Sahana Charan

Not much progress in the area of maternal and child health, says survey

  • Only 64.8 p.c. of children under three who suffer from diarrhoea have access to health facility
  • Budgetary allocation for health in State has gradually declined

    Bangalore: In a State which prides itself for its edge in information technology and is being promoted as a medical tourism destination, only 64.8 per cent of children under three years who suffer from diarrhoea have access to a health facility while a mere 31 per cent receive oral rehydration salts (ORS).

    The National Family Health Survey-3 (NFHS-3) findings for 2005-2006 for Karnataka, reveals that the State has not shown much improvement when it comes to health indices compared to NFHS-2 conducted in 1998-99, especially in the area of maternal and child health.

    According to the survey, even though the infant mortality rate in the State has come down from 52 per cent in NFHS-2 to 43 per cent in NFHS-3, vaccination coverage has come down from 60 per cent to 55 per cent.
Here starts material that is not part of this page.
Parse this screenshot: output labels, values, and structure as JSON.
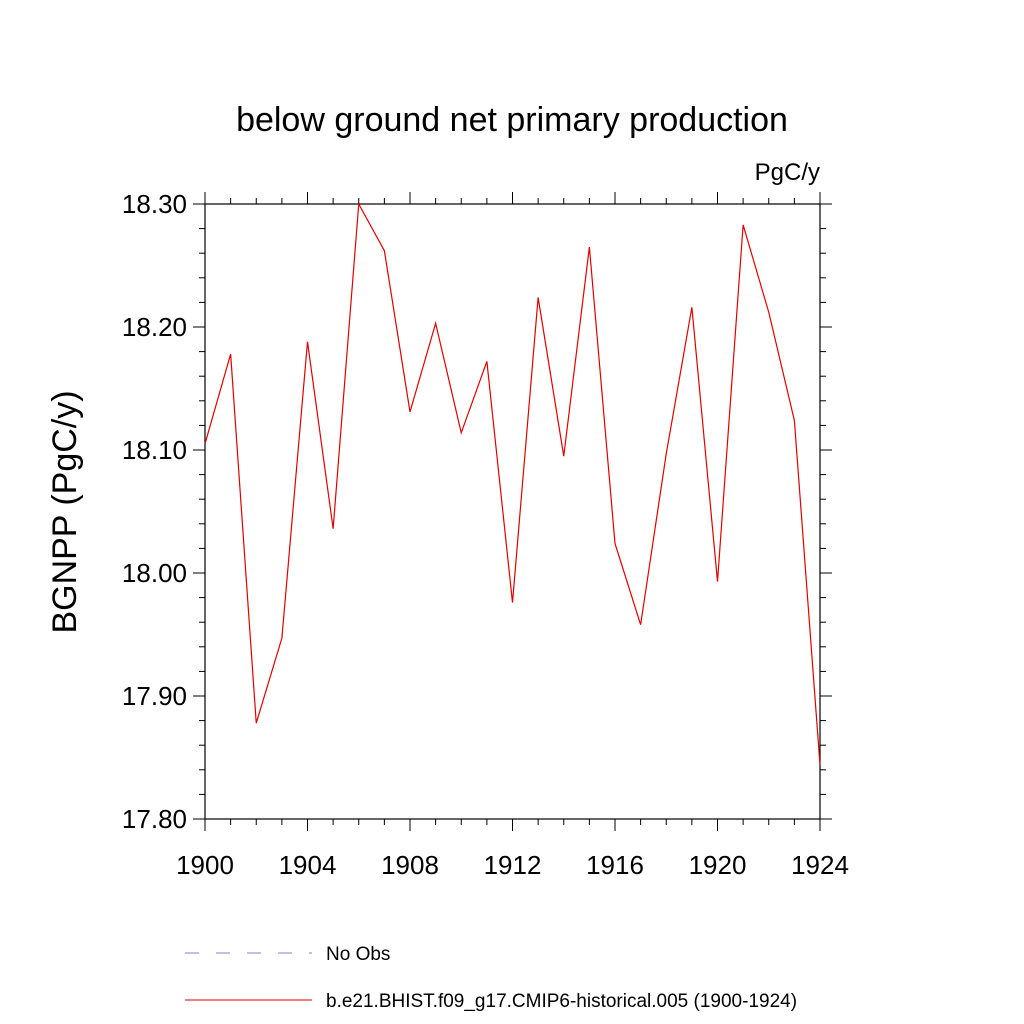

    What is startling is that as many as 82.7 per cent of children in the six to 35 months age group were found to be anaemic compared to 70.6 per cent in NFHS-2 and 38 per cent of children under three have stunted growth. Moreover, while 59.5 per cent of pregnant women suffered from anaemia, which is an increase of almost 11 per cent from the last survey, only 40 per cent of them received folic acid supplement when they were pregnant (folic acid helps prevent development anomalies in the foetus).

    "The declining health and nutrition patterns are indicative of the people's decreasing access to food, healthcare, and other public services," said Naveen Thomas of the Community Health Cell, a voluntary organisation working in the area of public health.

    The key findings of the survey can also be linked to the decreasing allocation of resources to health in the State budget over the years. In Karnataka, the Government's allocation for health has gradually declined from 5.85 per cent of the total expenditure in 1998 to 5.11 per cent in 2001, 4.17 per cent in 2003 and 3.49 and 3.73 per cent respectively in 2005 and 2006.

    In comparison, other southern States have spent slightly more on health Kerala's budgetary allocation for health was 5.08 per cent of the total Government expenditure in 2006, while Tamil Nadu's allocation was 4.76 per cent to health.

    "With governments reducing their spending and outreach on health services, public distribution system and other social sectors, this trend is only bound to increase.

    The Human Development Report 2006 shows that public expenditure on health in India (1.2 per cent) is among the lowest in the world. Only 12 countries out of the listed 177 spend less than us," Mr. Thomas added.